Today I attended my second CIPR Council meeting at CIPR HQ in Russell Square in my role as Chairwoman for CIPR Inside. I haven’t talked much about my role here (I plan to do more of that soon) but today we had some interesting discussion about the PR industry – what is wrong with the image and how we can change it.

After some discussion around some recent high profile cases, the conversation was starting to really consider what the challenges are for PR’s in today’s world. As the blurring of the lines between internal and external is on our agenda I wanted to know if they saw this as something that was on their radar too.

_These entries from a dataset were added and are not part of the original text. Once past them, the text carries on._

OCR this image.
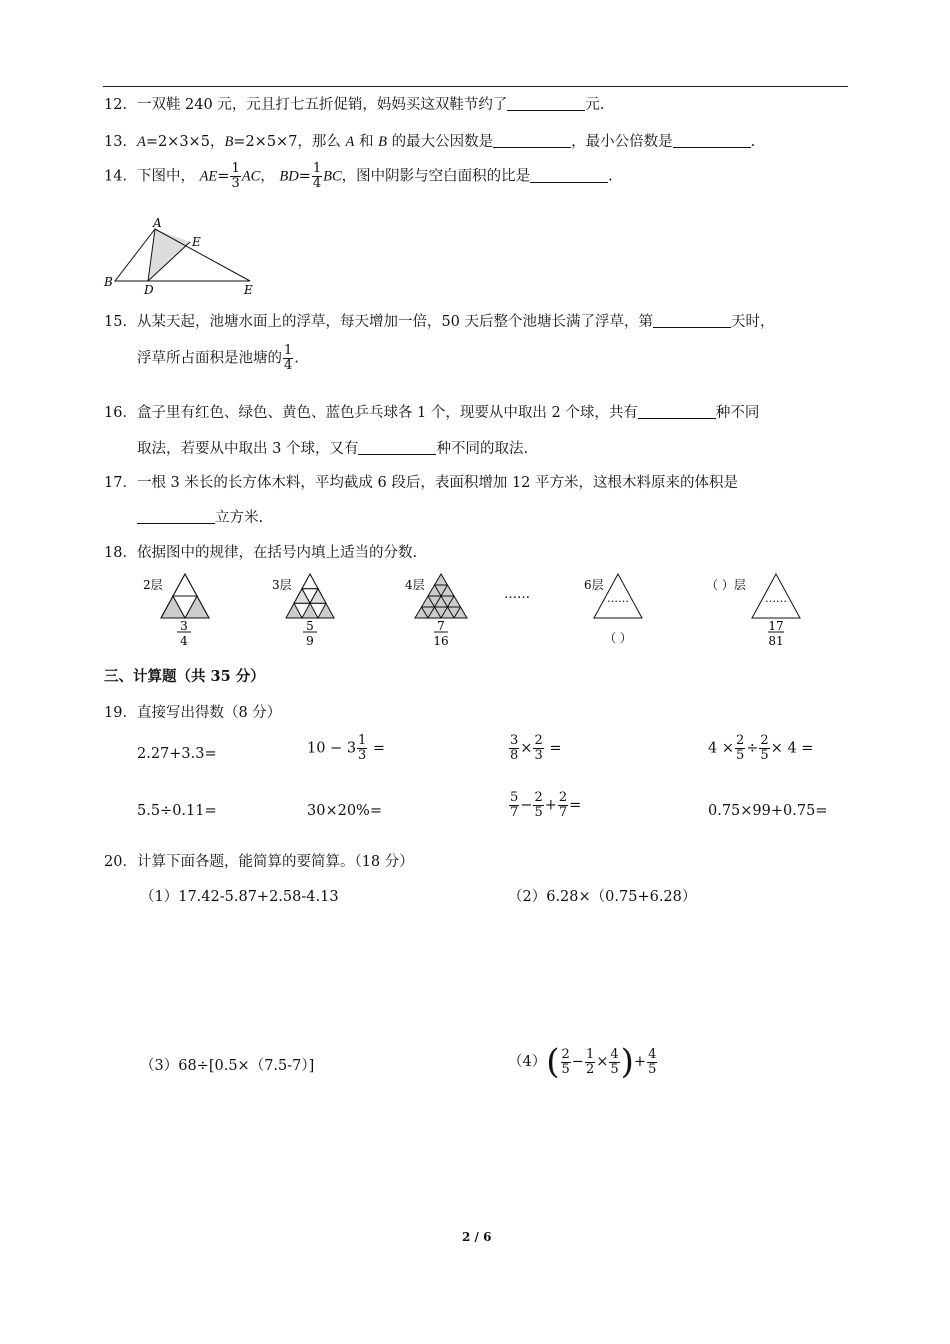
12．一双鞋 240 元，元且打七五折促销，妈妈买这双鞋节约了	元.
13．A=2×3×5，B=2×5×7，那么 A 和 B 的最大公因数是	，最小公倍数是	.
14．下图中， $AE= \frac{1}{3}$ AC， $BD= \frac{1}{4}$ BC，图中阴影与空白面积的比是	.
A
E
B
D	E
15．从某天起，池塘水面上的浮草，每天增加一倍，50 天后整个池塘长满了浮草，第	天时，
浮草所占面积是池塘的 $\frac{1}{4}$ .
16．盒子里有红色、绿色、黄色、蓝色乒乓球各 1 个，现要从中取出 2 个球，共有	种不同
取法，若要从中取出 3 个球，又有	种不同的取法.
17．一根 3 米长的长方体木料，平均截成 6 段后，表面积增加 12 平方米，这根木料原来的体积是
立方米.
18．依据图中的规律，在括号内填上适当的分数.
2层
3
4
3层
5
9
4层
7
16
……
6层
……
（ ）
（ ）层
……
17
81
三、计算题（共 35 分）
19．直接写出得数（8 分）
2.27+3.3=	$10 - 3 \frac{1}{3}$ =	$\frac{3}{8} \times \frac{2}{3}$ =	$4 \times \frac{2}{5} \div \frac{2}{5} \times 4$ =
5.5÷0.11=	30×20%=	$\frac{5}{7} - \frac{2}{5} + \frac{2}{7}$ =	0.75×99+0.75=
20．计算下面各题，能简算的要简算。（18 分）
（1）17.42-5.87+2.58-4.13	（2）6.28×（0.75+6.28）
（3）68÷[0.5×（7.5-7）]	$(4)( \frac{2}{5} - \frac{1}{2} \times \frac{4}{5}$ )+ $\frac{4}{5}$
2 / 6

What was interesting was the discussion that followed, and I subsequently took to Twitter, around why we have communication in our departments and titles. Someone also suggested we should just be internal PR rather than internal communications.

Well, you certainly didn’t like that….

This just reinforces the reputation that PR has. The fact a group of people so closely linked to the industry don’t want to be associated with it speaks volumes.

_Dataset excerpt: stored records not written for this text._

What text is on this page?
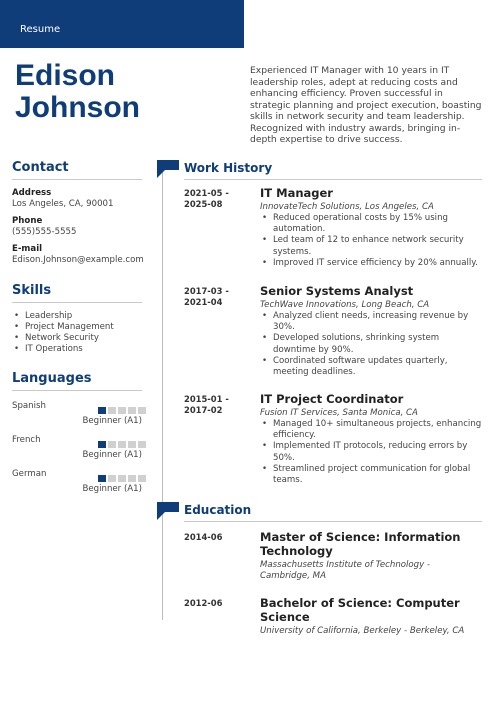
Resume
Edison
Johnson
Experienced IT Manager with 10 years in IT leadership roles, adept at reducing costs and enhancing efficiency. Proven successful in strategic planning and project execution, boasting skills in network security and team leadership. Recognized with industry awards, bringing in-depth expertise to drive success.
Contact
Address
Los Angeles, CA, 90001
Phone
(555)555-5555
E-mail
Edison.Johnson@example.com
Skills
• Leadership
• Project Management
• Network Security
• IT Operations
Languages
Spanish
Beginner (A1)
French
Beginner (A1)
German
Beginner (A1)
Work History
2021-05 -
2025-08
IT Manager
InnovateTech Solutions, Los Angeles, CA
• Reduced operational costs by 15% using automation.
• Led team of 12 to enhance network security systems.
• Improved IT service efficiency by 20% annually.
2017-03 -
2021-04
Senior Systems Analyst
TechWave Innovations, Long Beach, CA
• Analyzed client needs, increasing revenue by 30%.
• Developed solutions, shrinking system downtime by 90%.
• Coordinated software updates quarterly, meeting deadlines.
2015-01 -
2017-02
IT Project Coordinator
Fusion IT Services, Santa Monica, CA
• Managed 10+ simultaneous projects, enhancing efficiency.
• Implemented IT protocols, reducing errors by 50%.
• Streamlined project communication for global teams.
Education
2014-06	Master of Science: Information Technology
Massachusetts Institute of Technology - Cambridge, MA
2012-06	Bachelor of Science: Computer Science
University of California, Berkeley - Berkeley, CA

What surprised me in the room was the conversation around management consultants and their role in the PR space. There was a fear that they could step into the shoes of a PR person  because they can “speak the language of the board”. This is not something I think any person in the world of communication should worry about – they should simply develop themselves and adapt to be able to do the same. I don’t see any value in worrying about something that is in your circle of influence (to quote Stephen Covey). Learning the language of business is one thing every internal communicator has to do and I thought the same of my colleagues focussing on the external side.

So when I took to Twitter again to ask what the perceptions were of PR and how we differed. It was lovely to see such succinct reasons for why we shouldn’t be called internal PR and why what we do is so different…

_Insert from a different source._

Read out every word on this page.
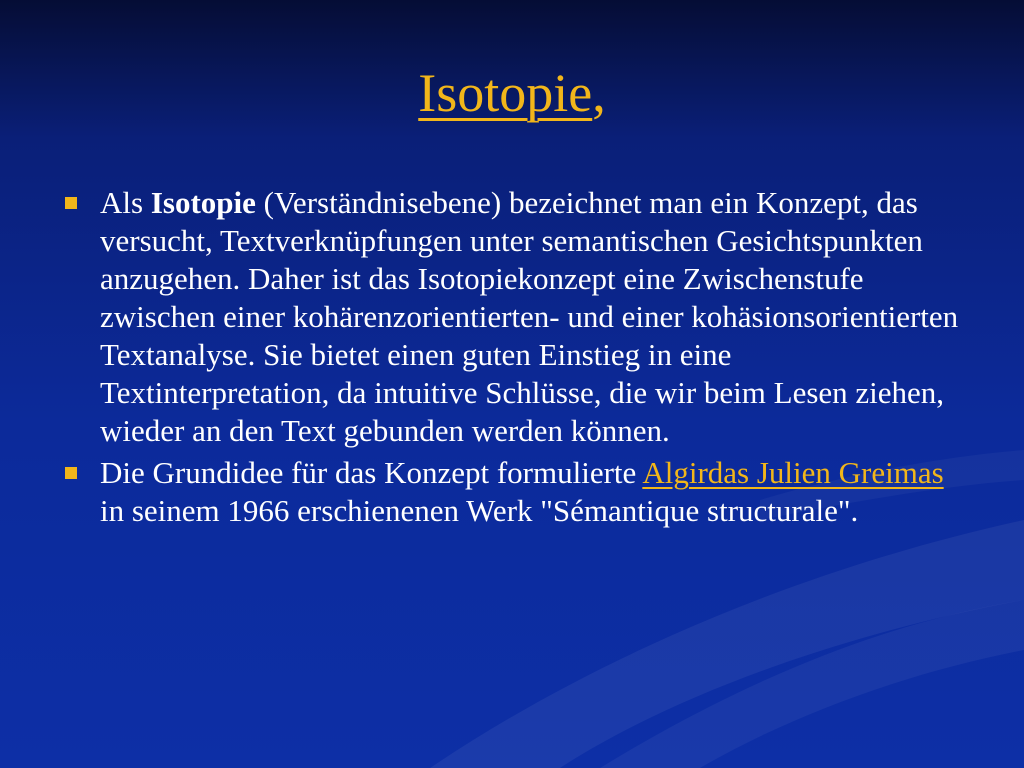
Isotopie,
Als Isotopie (Verständnisebene) bezeichnet man ein Konzept, das versucht, Textverknüpfungen unter semantischen Gesichtspunkten anzugehen. Daher ist das Isotopiekonzept eine Zwischenstufe zwischen einer kohärenzorientierten- und einer kohäsionsorientierten Textanalyse. Sie bietet einen guten Einstieg in eine Textinterpretation, da intuitive Schlüsse, die wir beim Lesen ziehen, wieder an den Text gebunden werden können.
Die Grundidee für das Konzept formulierte Algirdas Julien Greimas in seinem 1966 erschienenen Werk "Sémantique structurale".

So with the debate no doubt far from over, we closed the discussion  to look at how we can improve PR’s reputation and the overall industry. There were lots of ideas around working with universities to make sure the courses are really fit for purpose as well as just getting on with the job and doing what we do well, ensuring that over time that old reputation will disappear.

With internal comms suffering similar challenges around its purpose, where it adds value and one of my biggest challenges which is the different levels you can have IC operating at in different organisation – we are all in this together to improve the perception of all communication disciplines.